Continued on the front page F term (reference) 3D032 CC09 CC48 DA15 DA23 DC03 DC08 DC10 DC11 DC21 DC33 DC34 DD06 DD17 EA01 EA02 EB11 EC23 GG01 3D033 CA03 CA13 CA16 CA21 CA32 5H004 GA07 GA08 GB12 HA07 HA10 HA16 HB08 HB10 JB03 KA45 KB44 KB06 KB22 KB24 KB26 KB28 KC32 KC54 MA12 MA21

Claims (6)

[Claims] The detection value output from a detection means for electrically outputting a detection value according to the behavior of a control target is stored up to two times before, and a current value and a value two times before are stored. Performing a filter process of comparing the current value or the previous value based on the comparison result. 2. The filter device according to claim 1, wherein the present value is selected when the absolute value of the difference between the present value and the value two times before is equal to or less than a predetermined threshold value, and when the absolute value exceeds the threshold value.
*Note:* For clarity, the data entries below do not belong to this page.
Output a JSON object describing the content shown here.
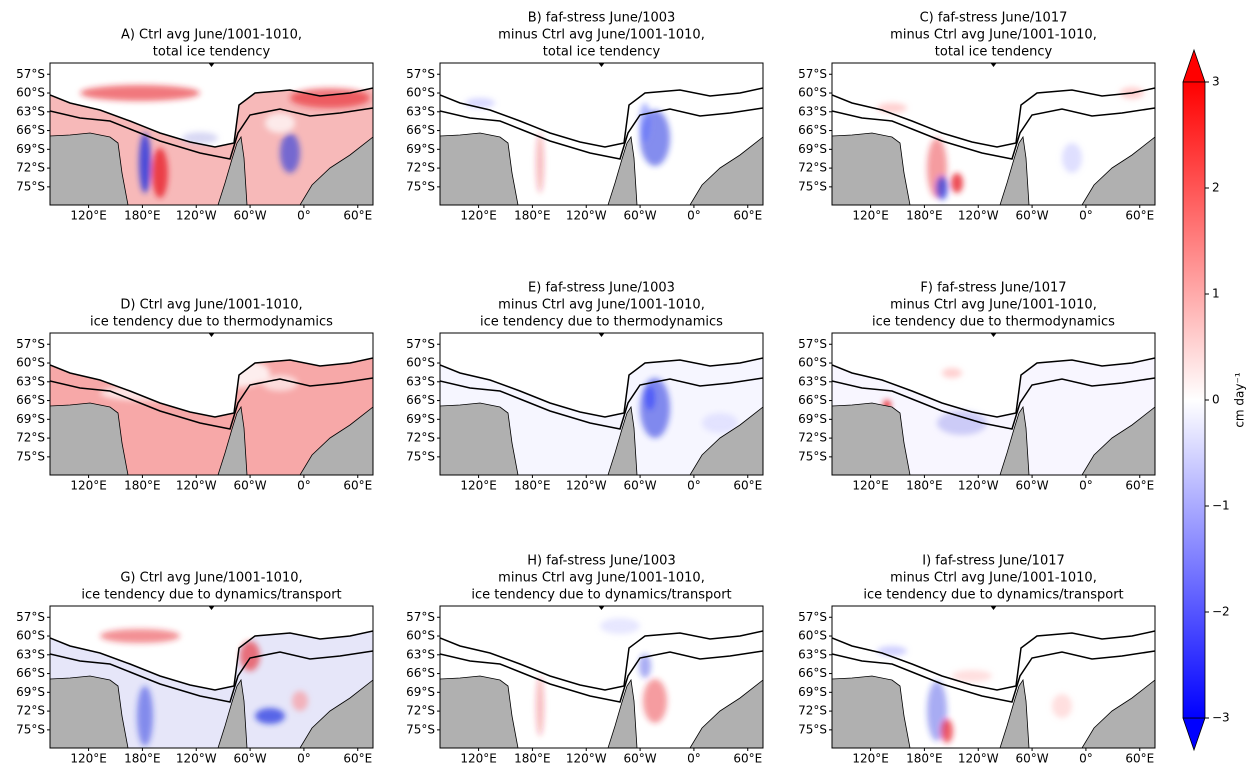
{
  "panels": [
    {
      "title": [
        "A) Ctrl avg June/1001-1010,",
        "total ice tendency"
      ]
    },
    {
      "title": [
        "B) faf-stress June/1003",
        "minus Ctrl avg June/1001-1010,",
        "total ice tendency"
      ]
    },
    {
      "title": [
        "C) faf-stress June/1017",
        "minus Ctrl avg June/1001-1010,",
        "total ice tendency"
      ]
    },
    {
      "title": [
        "D) Ctrl avg June/1001-1010,",
        "ice tendency due to thermodynamics"
      ]
    },
    {
      "title": [
        "E) faf-stress June/1003",
        "minus Ctrl avg June/1001-1010,",
        "ice tendency due to thermodynamics"
      ]
    },
    {
      "title": [
        "F) faf-stress June/1017",
        "minus Ctrl avg June/1001-1010,",
        "ice tendency due to thermodynamics"
      ]
    },
    {
      "title": [
        "G) Ctrl avg June/1001-1010,",
        "ice tendency due to dynamics/transport"
      ]
    },
    {
      "title": [
        "H) faf-stress June/1003",
        "minus Ctrl avg June/1001-1010,",
        "ice tendency due to dynamics/transport"
      ]
    },
    {
      "title": [
        "I) faf-stress June/1017",
        "minus Ctrl avg June/1001-1010,",
        "ice tendency due to dynamics/transport"
      ]
    }
  ],
  "axes": {
    "latlim": [
      -55.2,
      -77.9
    ],
    "lat_ticks": [
      {
        "value": -57,
        "label": "57°S"
      },
      {
        "value": -60,
        "label": "60°S"
      },
      {
        "value": -63,
        "label": "63°S"
      },
      {
        "value": -66,
        "label": "66°S"
      },
      {
        "value": -69,
        "label": "69°S"
      },
      {
        "value": -72,
        "label": "72°S"
      },
      {
        "value": -75,
        "label": "75°S"
      }
    ],
    "lonlim": [
      77,
      437
    ],
    "lon_ticks": [
      {
        "value": 120,
        "label": "120°E"
      },
      {
        "value": 180,
        "label": "180°E"
      },
      {
        "value": -120,
        "label": "120°W"
      },
      {
        "value": -60,
        "label": "60°W"
      },
      {
        "value": 0,
        "label": "0°"
      },
      {
        "value": 60,
        "label": "60°E"
      }
    ]
  },
  "colorbar": {
    "label": "cm day⁻¹",
    "lim": [
      -3,
      3
    ],
    "colors": [
      "#0000ff",
      "#ffffff",
      "#ff0000"
    ],
    "ticks": [
      {
        "value": 3,
        "label": "3"
      },
      {
        "value": 2,
        "label": "2"
      },
      {
        "value": 1,
        "label": "1"
      },
      {
        "value": 0,
        "label": "0"
      },
      {
        "value": -1,
        "label": "−1"
      },
      {
        "value": -2,
        "label": "−2"
      },
      {
        "value": -3,
        "label": "−3"
      }
    ]
  }
}
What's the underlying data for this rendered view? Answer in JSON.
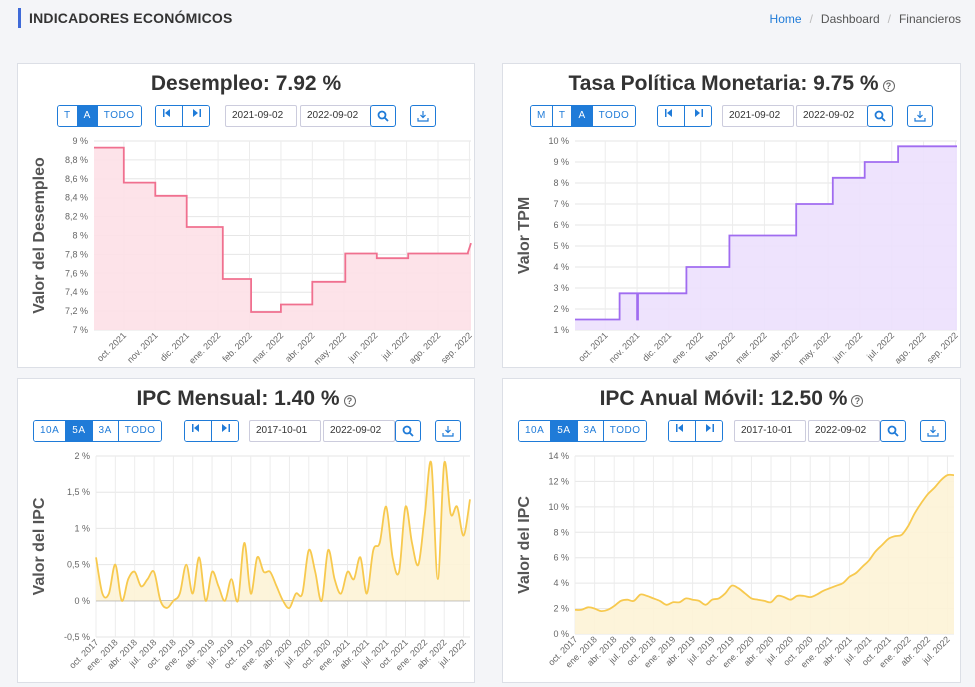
{
  "header": {
    "title": "INDICADORES ECONÓMICOS",
    "breadcrumb": [
      "Home",
      "Dashboard",
      "Financieros"
    ]
  },
  "panels": [
    {
      "id": "desempleo",
      "title": "Desempleo: 7.92 %",
      "help": false,
      "ranges": [
        "T",
        "A",
        "TODO"
      ],
      "active_range": "A",
      "date_from": "2021-09-02",
      "date_to": "2022-09-02",
      "color": "#f0708f",
      "fill": "#fde0e7",
      "chart_data": {
        "type": "area",
        "step": true,
        "ylabel": "Valor del Desempleo",
        "yunit": "",
        "ylim": [
          7,
          9
        ],
        "yticks": [
          7,
          7.2,
          7.4,
          7.6,
          7.8,
          8,
          8.2,
          8.4,
          8.6,
          8.8,
          9
        ],
        "ytick_labels": [
          "7 %",
          "7,2 %",
          "7,4 %",
          "7,6 %",
          "7,8 %",
          "8 %",
          "8,2 %",
          "8,4 %",
          "8,6 %",
          "8,8 %",
          "9 %"
        ],
        "xlim": [
          0,
          12
        ],
        "xticks": [
          0.95,
          1.95,
          2.95,
          3.95,
          4.95,
          5.95,
          6.95,
          7.95,
          8.95,
          9.95,
          10.95,
          11.95
        ],
        "xtick_labels": [
          "oct. 2021",
          "nov. 2021",
          "dic. 2021",
          "ene. 2022",
          "feb. 2022",
          "mar. 2022",
          "abr. 2022",
          "may. 2022",
          "jun. 2022",
          "jul. 2022",
          "ago. 2022",
          "sep. 2022"
        ],
        "x": [
          0,
          0.95,
          0.95,
          1.95,
          1.95,
          2.95,
          2.95,
          4.1,
          4.1,
          5.0,
          5.0,
          5.95,
          5.95,
          6.95,
          6.95,
          8.0,
          8.0,
          9.0,
          9.0,
          10.0,
          10.0,
          11.9,
          11.9,
          12
        ],
        "y": [
          8.93,
          8.93,
          8.56,
          8.56,
          8.42,
          8.42,
          8.09,
          8.09,
          7.54,
          7.54,
          7.19,
          7.19,
          7.27,
          7.27,
          7.51,
          7.51,
          7.81,
          7.81,
          7.76,
          7.76,
          7.81,
          7.81,
          7.82,
          7.92
        ]
      }
    },
    {
      "id": "tpm",
      "title": "Tasa Política Monetaria: 9.75 %",
      "help": true,
      "ranges": [
        "M",
        "T",
        "A",
        "TODO"
      ],
      "active_range": "A",
      "date_from": "2021-09-02",
      "date_to": "2022-09-02",
      "color": "#a06cf0",
      "fill": "#ece0fd",
      "chart_data": {
        "type": "area",
        "step": true,
        "ylabel": "Valor TPM",
        "ylim": [
          1,
          10
        ],
        "yticks": [
          1,
          2,
          3,
          4,
          5,
          6,
          7,
          8,
          9,
          10
        ],
        "ytick_labels": [
          "1 %",
          "2 %",
          "3 %",
          "4 %",
          "5 %",
          "6 %",
          "7 %",
          "8 %",
          "9 %",
          "10 %"
        ],
        "xlim": [
          0,
          12
        ],
        "xticks": [
          0.95,
          1.95,
          2.95,
          3.95,
          4.95,
          5.95,
          6.95,
          7.95,
          8.95,
          9.95,
          10.95,
          11.95
        ],
        "xtick_labels": [
          "oct. 2021",
          "nov. 2021",
          "dic. 2021",
          "ene. 2022",
          "feb. 2022",
          "mar. 2022",
          "abr. 2022",
          "may. 2022",
          "jun. 2022",
          "jul. 2022",
          "ago. 2022",
          "sep. 2022"
        ],
        "x": [
          0,
          1.4,
          1.4,
          1.95,
          1.95,
          1.98,
          1.98,
          3.5,
          3.5,
          4.85,
          4.85,
          6.95,
          6.95,
          8.1,
          8.1,
          9.1,
          9.1,
          10.15,
          10.15,
          12
        ],
        "y": [
          1.5,
          1.5,
          2.75,
          2.75,
          1.5,
          1.5,
          2.75,
          2.75,
          4,
          4,
          5.5,
          5.5,
          7,
          7,
          8.25,
          8.25,
          9,
          9,
          9.75,
          9.75
        ]
      }
    },
    {
      "id": "ipc-mensual",
      "title": "IPC Mensual: 1.40 %",
      "help": true,
      "ranges": [
        "10A",
        "5A",
        "3A",
        "TODO"
      ],
      "active_range": "5A",
      "date_from": "2017-10-01",
      "date_to": "2022-09-02",
      "color": "#f7c94e",
      "fill": "#fdf3d6",
      "chart_data": {
        "type": "area",
        "step": false,
        "ylabel": "Valor del IPC",
        "ylim": [
          -0.5,
          2
        ],
        "yticks": [
          -0.5,
          0,
          0.5,
          1,
          1.5,
          2
        ],
        "ytick_labels": [
          "-0,5 %",
          "0 %",
          "0,5 %",
          "1 %",
          "1,5 %",
          "2 %"
        ],
        "xlim": [
          0,
          58
        ],
        "xticks": [
          0,
          3,
          6,
          9,
          12,
          15,
          18,
          21,
          24,
          27,
          30,
          33,
          36,
          39,
          42,
          45,
          48,
          51,
          54,
          57
        ],
        "xtick_labels": [
          "oct. 2017",
          "ene. 2018",
          "abr. 2018",
          "jul. 2018",
          "oct. 2018",
          "ene. 2019",
          "abr. 2019",
          "jul. 2019",
          "oct. 2019",
          "ene. 2020",
          "abr. 2020",
          "jul. 2020",
          "oct. 2020",
          "ene. 2021",
          "abr. 2021",
          "jul. 2021",
          "oct. 2021",
          "ene. 2022",
          "abr. 2022",
          "jul. 2022"
        ],
        "x": [
          0,
          1,
          2,
          3,
          4,
          5,
          6,
          7,
          8,
          9,
          10,
          11,
          12,
          13,
          14,
          15,
          16,
          17,
          18,
          19,
          20,
          21,
          22,
          23,
          24,
          25,
          26,
          27,
          28,
          29,
          30,
          31,
          32,
          33,
          34,
          35,
          36,
          37,
          38,
          39,
          40,
          41,
          42,
          43,
          44,
          45,
          46,
          47,
          48,
          49,
          50,
          51,
          52,
          53,
          54,
          55,
          56,
          57,
          58
        ],
        "y": [
          0.6,
          0.1,
          0.1,
          0.5,
          0.0,
          0.3,
          0.4,
          0.2,
          0.3,
          0.4,
          0.0,
          -0.1,
          0.0,
          0.1,
          0.5,
          0.1,
          0.6,
          0.0,
          0.4,
          0.2,
          0.0,
          0.3,
          0.0,
          0.8,
          0.1,
          0.6,
          0.4,
          0.4,
          0.2,
          0.0,
          -0.1,
          0.1,
          0.1,
          0.7,
          0.4,
          0.0,
          0.7,
          0.3,
          0.1,
          0.4,
          0.3,
          0.6,
          0.1,
          0.7,
          0.8,
          1.3,
          0.6,
          0.4,
          1.3,
          0.8,
          0.5,
          1.2,
          1.9,
          0.3,
          1.9,
          1.2,
          1.3,
          0.9,
          1.4
        ]
      }
    },
    {
      "id": "ipc-anual",
      "title": "IPC Anual Móvil: 12.50 %",
      "help": true,
      "ranges": [
        "10A",
        "5A",
        "3A",
        "TODO"
      ],
      "active_range": "5A",
      "date_from": "2017-10-01",
      "date_to": "2022-09-02",
      "color": "#f7c94e",
      "fill": "#fdf3d6",
      "chart_data": {
        "type": "area",
        "step": false,
        "ylabel": "Valor del IPC",
        "ylim": [
          0,
          14
        ],
        "yticks": [
          0,
          2,
          4,
          6,
          8,
          10,
          12,
          14
        ],
        "ytick_labels": [
          "0 %",
          "2 %",
          "4 %",
          "6 %",
          "8 %",
          "10 %",
          "12 %",
          "14 %"
        ],
        "xlim": [
          0,
          58
        ],
        "xticks": [
          0,
          3,
          6,
          9,
          12,
          15,
          18,
          21,
          24,
          27,
          30,
          33,
          36,
          39,
          42,
          45,
          48,
          51,
          54,
          57
        ],
        "xtick_labels": [
          "oct. 2017",
          "ene. 2018",
          "abr. 2018",
          "jul. 2018",
          "oct. 2018",
          "ene. 2019",
          "abr. 2019",
          "jul. 2019",
          "oct. 2019",
          "ene. 2020",
          "abr. 2020",
          "jul. 2020",
          "oct. 2020",
          "ene. 2021",
          "abr. 2021",
          "jul. 2021",
          "oct. 2021",
          "ene. 2022",
          "abr. 2022",
          "jul. 2022"
        ],
        "x": [
          0,
          1,
          2,
          3,
          4,
          5,
          6,
          7,
          8,
          9,
          10,
          11,
          12,
          13,
          14,
          15,
          16,
          17,
          18,
          19,
          20,
          21,
          22,
          23,
          24,
          25,
          26,
          27,
          28,
          29,
          30,
          31,
          32,
          33,
          34,
          35,
          36,
          37,
          38,
          39,
          40,
          41,
          42,
          43,
          44,
          45,
          46,
          47,
          48,
          49,
          50,
          51,
          52,
          53,
          54,
          55,
          56,
          57,
          58
        ],
        "y": [
          1.9,
          1.9,
          2.1,
          2.0,
          1.8,
          1.9,
          2.2,
          2.6,
          2.7,
          2.6,
          3.1,
          3.0,
          2.8,
          2.6,
          2.3,
          2.5,
          2.5,
          2.8,
          2.7,
          2.6,
          2.3,
          2.7,
          2.8,
          3.2,
          3.8,
          3.6,
          3.2,
          2.8,
          2.7,
          2.6,
          2.5,
          3.0,
          2.9,
          2.7,
          3.0,
          3.0,
          2.9,
          3.1,
          3.4,
          3.6,
          3.8,
          4.0,
          4.5,
          4.8,
          5.3,
          5.8,
          6.5,
          7.0,
          7.5,
          7.7,
          7.8,
          8.5,
          9.5,
          10.3,
          11.0,
          11.5,
          12.1,
          12.5,
          12.5
        ]
      }
    }
  ]
}
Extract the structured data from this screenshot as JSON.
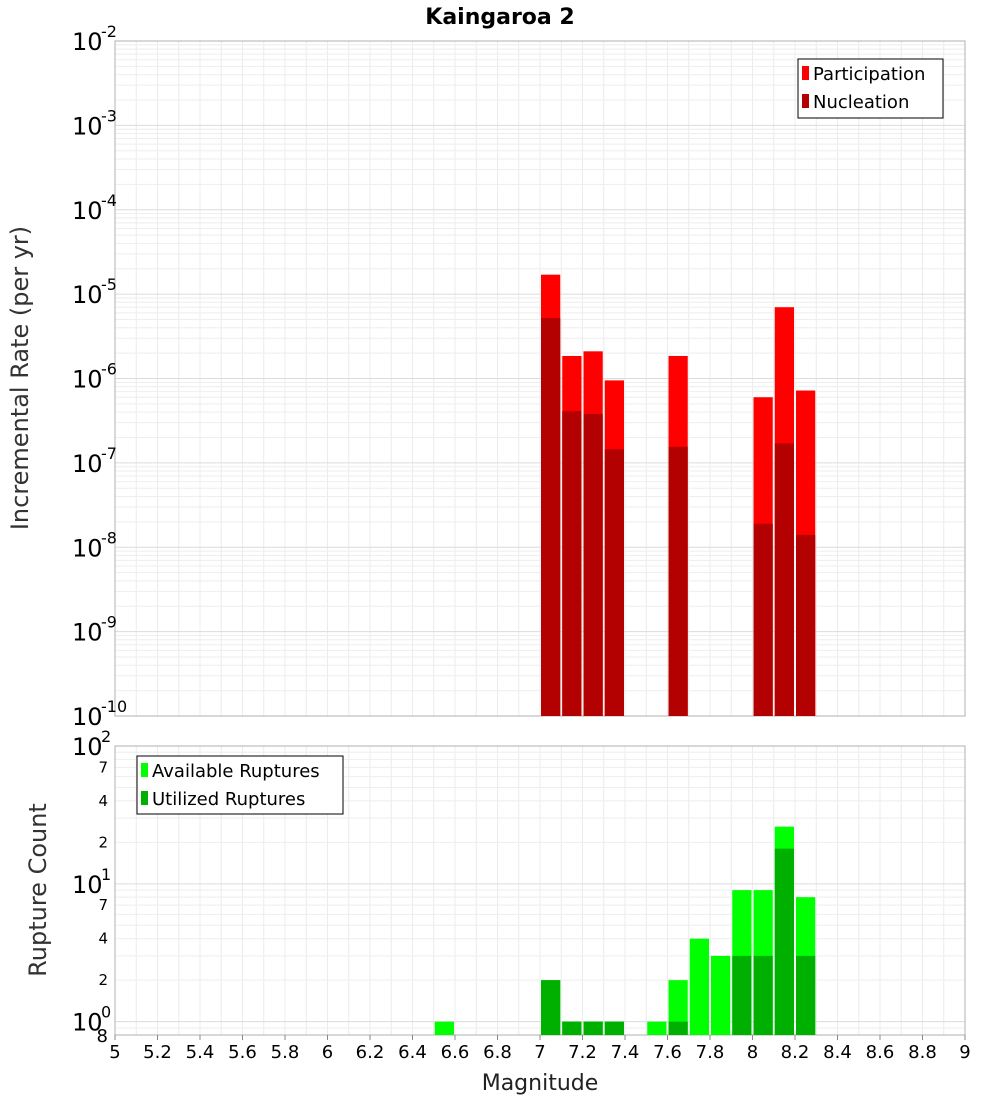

In the filter device, the previous value is selected. 3. The filter device according to claim 1, wherein the storage of the detected value is such that an analog detected value output from the detecting means is converted into a digital value and then stored. Characteristic filter device. 4. A detecting means for electrically outputting a detected value according to a behavior of a controlled object, a filter device according to any one of claims 1 to 3, and based on a value filtered by the filter device. A control unit for calculating a control amount for controlling the control target, and controlling the drive of the control target based on the control amount. 5. The feedback control device according to claim 3, wherein the detection target of the detection means is a steering torque of the vehicle, and the control target is a steering mechanism that assists a front wheel or a rear wheel of the vehicle with an electric motor. A feedback control device, which is configured as an electric power steering control device that is the electric motor. 6. The feedback control device according to claim 4, wherein the control means calculates the control amount based on a differential value of a value selected by the sample selection means. Control device.